If you don’t have any HR person who can act as a witness, don’t think it’s okay to fire an employee on your own. Getting fired brings forth tons of different emotions. You never know how someone else will react and if their reaction could cause you to say or do something out of character. The extra person could be another manager or someone in the company that you trust.
First things first, don’t make your former employee pack their office in front of their coworkers unless they want to. Offer after-work hours, and always have someone with them while packing their office. Whoever is assigned should escort them out of the office to ensure they don’t cause a scene or spend extra unsupervised time in the workplace. This person should also be responsible for collecting any company property, ID badges, keys, etc.

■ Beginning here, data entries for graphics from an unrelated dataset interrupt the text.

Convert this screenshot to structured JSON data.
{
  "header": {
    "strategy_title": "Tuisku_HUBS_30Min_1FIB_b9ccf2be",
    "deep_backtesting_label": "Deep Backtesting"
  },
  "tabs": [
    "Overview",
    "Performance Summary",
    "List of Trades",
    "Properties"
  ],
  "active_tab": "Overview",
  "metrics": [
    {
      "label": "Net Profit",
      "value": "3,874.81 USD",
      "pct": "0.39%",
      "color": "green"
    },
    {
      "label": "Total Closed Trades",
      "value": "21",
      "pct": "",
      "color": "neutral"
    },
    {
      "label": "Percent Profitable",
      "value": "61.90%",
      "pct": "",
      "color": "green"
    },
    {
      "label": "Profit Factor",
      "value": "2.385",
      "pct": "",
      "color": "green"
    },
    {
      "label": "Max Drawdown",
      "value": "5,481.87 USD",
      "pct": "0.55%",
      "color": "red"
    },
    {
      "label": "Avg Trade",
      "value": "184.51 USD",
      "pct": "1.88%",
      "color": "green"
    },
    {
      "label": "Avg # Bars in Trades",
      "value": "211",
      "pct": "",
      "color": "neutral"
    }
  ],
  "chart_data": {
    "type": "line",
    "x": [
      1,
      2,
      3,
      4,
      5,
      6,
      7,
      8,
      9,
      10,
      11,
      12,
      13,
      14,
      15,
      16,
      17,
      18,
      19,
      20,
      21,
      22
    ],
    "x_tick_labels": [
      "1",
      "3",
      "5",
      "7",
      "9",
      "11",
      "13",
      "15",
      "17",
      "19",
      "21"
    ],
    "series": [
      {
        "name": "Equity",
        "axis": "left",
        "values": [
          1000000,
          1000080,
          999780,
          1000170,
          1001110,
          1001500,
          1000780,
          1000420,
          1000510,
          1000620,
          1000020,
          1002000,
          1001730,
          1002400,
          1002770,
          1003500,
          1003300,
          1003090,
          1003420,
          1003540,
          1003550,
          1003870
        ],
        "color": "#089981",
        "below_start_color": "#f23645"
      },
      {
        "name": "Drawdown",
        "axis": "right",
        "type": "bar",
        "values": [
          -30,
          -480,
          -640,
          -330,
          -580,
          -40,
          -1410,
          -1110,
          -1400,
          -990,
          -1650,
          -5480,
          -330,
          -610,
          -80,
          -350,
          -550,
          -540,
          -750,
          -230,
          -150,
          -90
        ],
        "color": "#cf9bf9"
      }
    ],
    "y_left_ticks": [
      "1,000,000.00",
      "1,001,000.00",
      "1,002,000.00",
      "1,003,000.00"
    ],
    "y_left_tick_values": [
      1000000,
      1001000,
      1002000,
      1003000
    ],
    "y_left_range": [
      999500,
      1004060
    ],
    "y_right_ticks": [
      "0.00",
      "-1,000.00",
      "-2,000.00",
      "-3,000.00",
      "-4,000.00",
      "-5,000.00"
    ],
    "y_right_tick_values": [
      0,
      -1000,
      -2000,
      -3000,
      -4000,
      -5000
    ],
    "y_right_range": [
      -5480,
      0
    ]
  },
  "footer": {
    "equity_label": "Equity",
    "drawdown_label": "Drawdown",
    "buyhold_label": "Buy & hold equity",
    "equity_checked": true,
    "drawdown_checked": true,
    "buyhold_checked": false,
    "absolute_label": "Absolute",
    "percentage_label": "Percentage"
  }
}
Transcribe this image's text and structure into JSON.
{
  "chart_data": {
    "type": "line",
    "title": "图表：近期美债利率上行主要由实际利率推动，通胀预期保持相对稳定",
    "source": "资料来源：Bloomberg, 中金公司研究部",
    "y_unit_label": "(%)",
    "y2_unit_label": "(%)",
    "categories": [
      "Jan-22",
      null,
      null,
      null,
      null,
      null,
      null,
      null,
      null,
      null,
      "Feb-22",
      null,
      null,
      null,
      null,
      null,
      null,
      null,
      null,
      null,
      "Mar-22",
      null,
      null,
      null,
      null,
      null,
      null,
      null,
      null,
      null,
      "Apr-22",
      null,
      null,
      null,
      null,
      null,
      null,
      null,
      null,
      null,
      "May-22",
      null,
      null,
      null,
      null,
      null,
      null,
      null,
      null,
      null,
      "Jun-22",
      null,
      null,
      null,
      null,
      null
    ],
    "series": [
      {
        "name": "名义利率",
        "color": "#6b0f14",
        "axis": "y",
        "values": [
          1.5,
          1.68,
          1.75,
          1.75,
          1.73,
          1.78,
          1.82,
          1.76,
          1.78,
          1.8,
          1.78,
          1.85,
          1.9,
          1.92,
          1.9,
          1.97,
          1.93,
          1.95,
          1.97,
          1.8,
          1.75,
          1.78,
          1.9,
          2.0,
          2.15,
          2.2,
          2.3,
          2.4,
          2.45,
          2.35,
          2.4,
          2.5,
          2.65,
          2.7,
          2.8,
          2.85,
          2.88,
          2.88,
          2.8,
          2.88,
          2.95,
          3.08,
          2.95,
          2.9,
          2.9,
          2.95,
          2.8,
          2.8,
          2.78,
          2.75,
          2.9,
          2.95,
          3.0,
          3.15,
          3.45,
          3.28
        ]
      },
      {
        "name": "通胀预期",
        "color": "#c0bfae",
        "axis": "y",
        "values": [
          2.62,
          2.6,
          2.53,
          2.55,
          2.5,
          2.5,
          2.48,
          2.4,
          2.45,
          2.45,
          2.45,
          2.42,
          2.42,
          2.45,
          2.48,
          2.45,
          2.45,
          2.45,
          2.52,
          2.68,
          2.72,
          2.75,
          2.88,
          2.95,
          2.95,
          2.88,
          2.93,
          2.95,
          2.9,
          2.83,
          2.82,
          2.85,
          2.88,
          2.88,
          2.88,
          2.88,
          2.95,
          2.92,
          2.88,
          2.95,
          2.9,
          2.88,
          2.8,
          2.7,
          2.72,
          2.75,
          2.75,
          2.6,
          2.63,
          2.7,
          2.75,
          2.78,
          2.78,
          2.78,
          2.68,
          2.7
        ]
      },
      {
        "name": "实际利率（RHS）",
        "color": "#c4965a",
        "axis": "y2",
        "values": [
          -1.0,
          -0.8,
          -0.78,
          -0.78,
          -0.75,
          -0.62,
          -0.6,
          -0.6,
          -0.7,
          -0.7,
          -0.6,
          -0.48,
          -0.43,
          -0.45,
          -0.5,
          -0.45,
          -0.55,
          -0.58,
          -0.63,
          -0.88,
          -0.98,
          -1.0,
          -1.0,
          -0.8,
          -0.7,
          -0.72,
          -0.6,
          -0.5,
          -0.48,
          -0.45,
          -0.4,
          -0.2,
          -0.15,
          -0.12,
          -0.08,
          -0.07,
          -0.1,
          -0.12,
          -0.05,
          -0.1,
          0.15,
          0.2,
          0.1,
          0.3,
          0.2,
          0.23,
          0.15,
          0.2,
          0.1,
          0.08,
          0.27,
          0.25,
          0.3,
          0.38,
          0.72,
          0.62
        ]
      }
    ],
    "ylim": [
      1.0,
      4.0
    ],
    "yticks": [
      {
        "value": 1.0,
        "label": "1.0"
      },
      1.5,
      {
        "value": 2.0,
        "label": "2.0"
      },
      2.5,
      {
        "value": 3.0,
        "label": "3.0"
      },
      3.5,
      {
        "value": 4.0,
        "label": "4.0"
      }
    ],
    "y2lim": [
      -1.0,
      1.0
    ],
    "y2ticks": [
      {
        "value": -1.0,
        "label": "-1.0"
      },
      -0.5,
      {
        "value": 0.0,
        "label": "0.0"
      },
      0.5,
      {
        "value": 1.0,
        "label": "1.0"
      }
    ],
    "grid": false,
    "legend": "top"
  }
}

Be diligent about what information or property the employee takes with them. As mentioned, the escort should collect any important company property the employee has. You should also make sure you retrieve company data and information. If your employee had special access to private information via passwords and usernames, you should terminate those accounts or change the passwords immediately.
Questions at the end of a termination meeting range from why? to well… what about my severance package? So, it is essential to leave space for questions and be prepared to answer them. It won’t change how the employee feels about being fired, but it at least gives them certainty and space to express themselves, which they will appreciate in the long run.
The last thing you want to do is end the meeting with high tensions. Angry former employees can leave bad employer reviews and cause dissent between you and your current workforce. Let them get everything off their chest and aim to be as supportive as possible. You can’t ALWAYS control how an employee handles termination, but you can do your best to create an open, transparent environment.